How to show diffeomorphisms map boundaries to boundaries?

Question

Suppose I have a diffeomorphism $f: U \rightarrow V$ where $U$ is a simply connected open subset of $\mathbb{R}^n$. Consider any simply connected open or closed set $B$ such that the closure of $B$ is contained in $U$.

Let $f(B) = D$. Does it then always follows that $f(\partial B) = \partial D$? How can I prove this? It seems like it should be true... Any comments and suggestions are appreciated.

Answer 1

You actually just need a homeomorphism for this, and $B$ and $D$ can be any two closed subsets of some topological spaces (I assume that they are closed, since $f(\overline{B}) = \overline{D}$). You can prove the converse, i.e., that elements of the interior of $B$ are mapped to the interior of $D$ and viceversa. Indeed, an element $x$ of the interior of $D$ is contained in an open subset $W$ of $D$. Just map this neighborhood back: $f^{-1}(W)$ is an open neighborhood of the preimage $f^{-1}(x)$. The same works in the other direction.

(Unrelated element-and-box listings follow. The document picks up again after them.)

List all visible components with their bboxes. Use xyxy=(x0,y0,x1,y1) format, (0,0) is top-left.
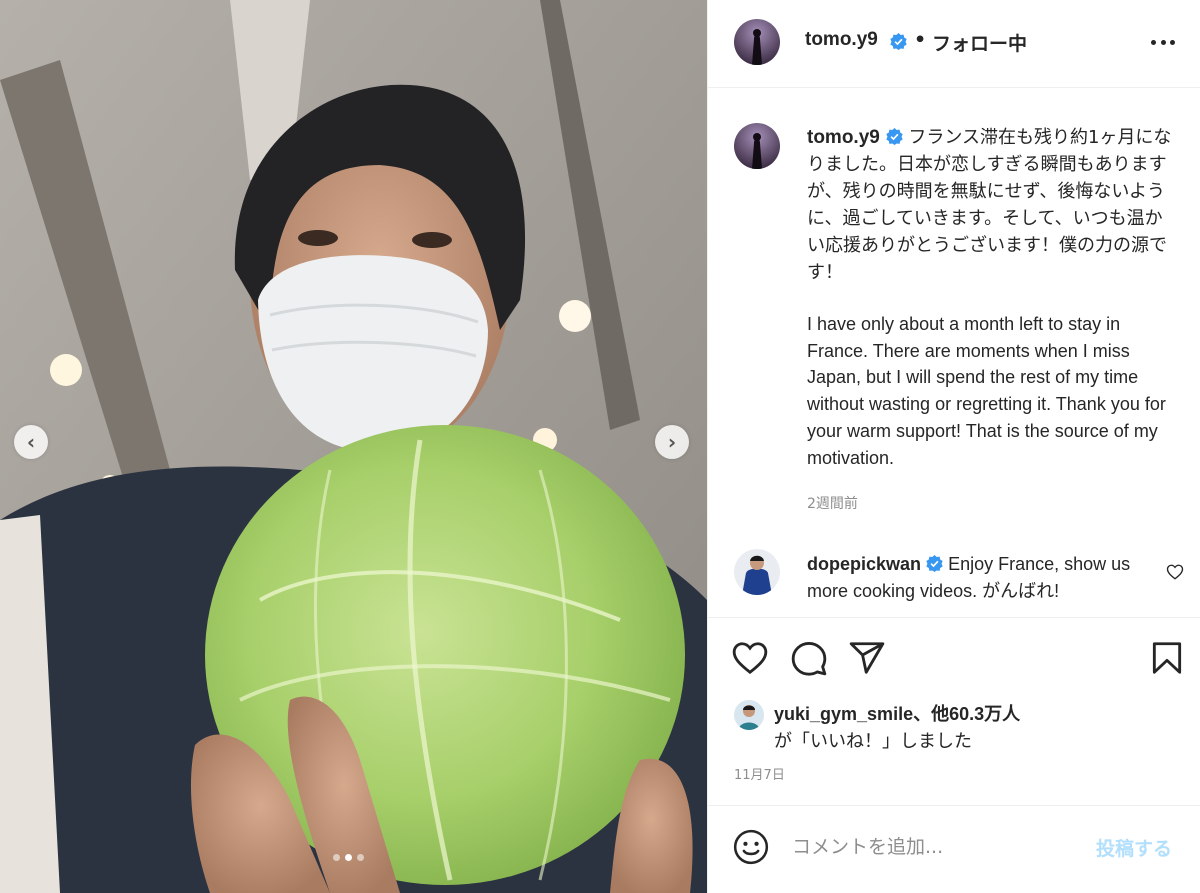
verified-badge-icon xyxy=(885,126,903,145)
comment-bubble-icon[interactable] xyxy=(790,639,828,677)
chevron-left-icon: ‹ xyxy=(26,430,36,454)
post-header: tomo.y9 • フォロー中 xyxy=(708,0,1200,88)
post-date[interactable]: 11月7日 xyxy=(734,764,785,783)
header-username[interactable]: tomo.y9 xyxy=(805,29,878,51)
post-photo xyxy=(0,0,707,893)
carousel-dot-active xyxy=(345,854,352,861)
likes-suffix: が「いいね！」しました xyxy=(774,731,972,752)
more-options-icon[interactable] xyxy=(1151,30,1175,54)
likes-count[interactable]: 、他60.3万人 xyxy=(913,704,1020,724)
carousel-dot xyxy=(333,854,340,861)
caption-timestamp[interactable]: 2週間前 xyxy=(807,493,858,513)
comment-like-heart-icon[interactable] xyxy=(1166,563,1184,581)
action-bar xyxy=(708,617,1200,687)
verified-badge-icon xyxy=(926,553,943,572)
bookmark-icon[interactable] xyxy=(1148,639,1186,677)
caption-text-ja: tomo.y9 フランス滞在も残り約1ヶ月になりました。日本が恋しすぎる瞬間もあ… xyxy=(807,124,1179,286)
likes-summary: yuki_gym_smile、他60.3万人 xyxy=(774,700,1020,726)
liker-avatar[interactable] xyxy=(734,700,764,730)
like-heart-icon[interactable] xyxy=(731,639,769,677)
post-comment-button[interactable]: 投稿する xyxy=(1096,834,1172,861)
caption-avatar[interactable] xyxy=(734,123,780,169)
chevron-right-icon: › xyxy=(667,430,677,454)
caption-body-ja: フランス滞在も残り約1ヶ月になりました。日本が恋しすぎる瞬間もありますが、残りの… xyxy=(807,127,1172,283)
carousel-indicator xyxy=(333,854,364,861)
separator-dot: • xyxy=(914,29,927,51)
liker-username[interactable]: yuki_gym_smile xyxy=(774,704,913,724)
comment: dopepickwan Enjoy France, show us more c… xyxy=(807,551,1157,605)
emoji-smiley-icon[interactable] xyxy=(732,828,770,866)
share-paper-plane-icon[interactable] xyxy=(848,639,886,677)
commenter-avatar[interactable] xyxy=(734,549,780,595)
add-comment-bar: 投稿する xyxy=(708,805,1200,893)
caption-username[interactable]: tomo.y9 xyxy=(807,127,880,148)
verified-badge-icon xyxy=(890,33,907,50)
carousel-dot xyxy=(357,854,364,861)
comment-username[interactable]: dopepickwan xyxy=(807,554,921,574)
carousel-prev-button[interactable]: ‹ xyxy=(14,425,48,459)
avatar[interactable] xyxy=(734,19,780,65)
following-button[interactable]: フォロー中 xyxy=(932,29,1027,56)
comment-input[interactable] xyxy=(792,830,1072,864)
post-media: ‹ › xyxy=(0,0,707,893)
caption-body-en: I have only about a month left to stay i… xyxy=(807,314,1166,468)
post-side-panel: tomo.y9 • フォロー中 tomo.y9 フランス滞在も残り約1ヶ月になり… xyxy=(707,0,1200,893)
carousel-next-button[interactable]: › xyxy=(655,425,689,459)
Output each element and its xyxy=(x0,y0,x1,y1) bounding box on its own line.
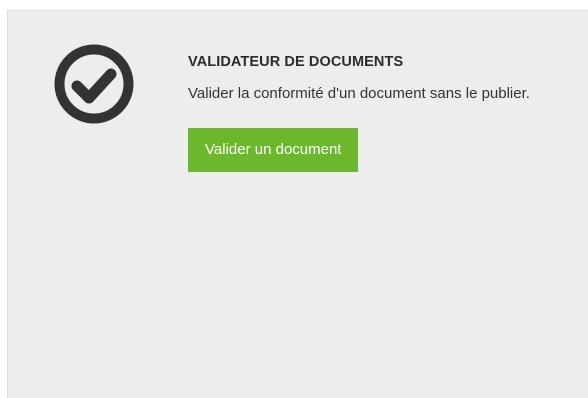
card-title: VALIDATEUR DE DOCUMENTS xyxy=(188,54,404,70)
check-circle-icon xyxy=(53,43,135,125)
validate-document-button[interactable]: Valider un document xyxy=(188,128,359,172)
card-description: Valider la conformité d'un document sans… xyxy=(188,85,530,102)
card-content: VALIDATEUR DE DOCUMENTS Valider la confo… xyxy=(188,52,568,172)
validator-card: VALIDATEUR DE DOCUMENTS Valider la confo… xyxy=(7,10,588,398)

To prove that in general $f(\overline{B}) = \overline{D}$ if $f$ is a homeomorphism and $f(B)=D$: the inclusion $\subseteq$ holds because $f$ is continuous, and the other inclusion because $f^{-1}$ is continuous.

Answer 2

Well, every homeomorphism between two bounded open sets $M$ and $M'$ in $\mathbb R^n$ induces a boundary correspondence in the following sense:

$x\in \partial M$ corresponds to the cluster set $$\{p\in \mathbb R^n: \exists \,(x_n) \to x \text{ such that } F(x_n)\to p\}$$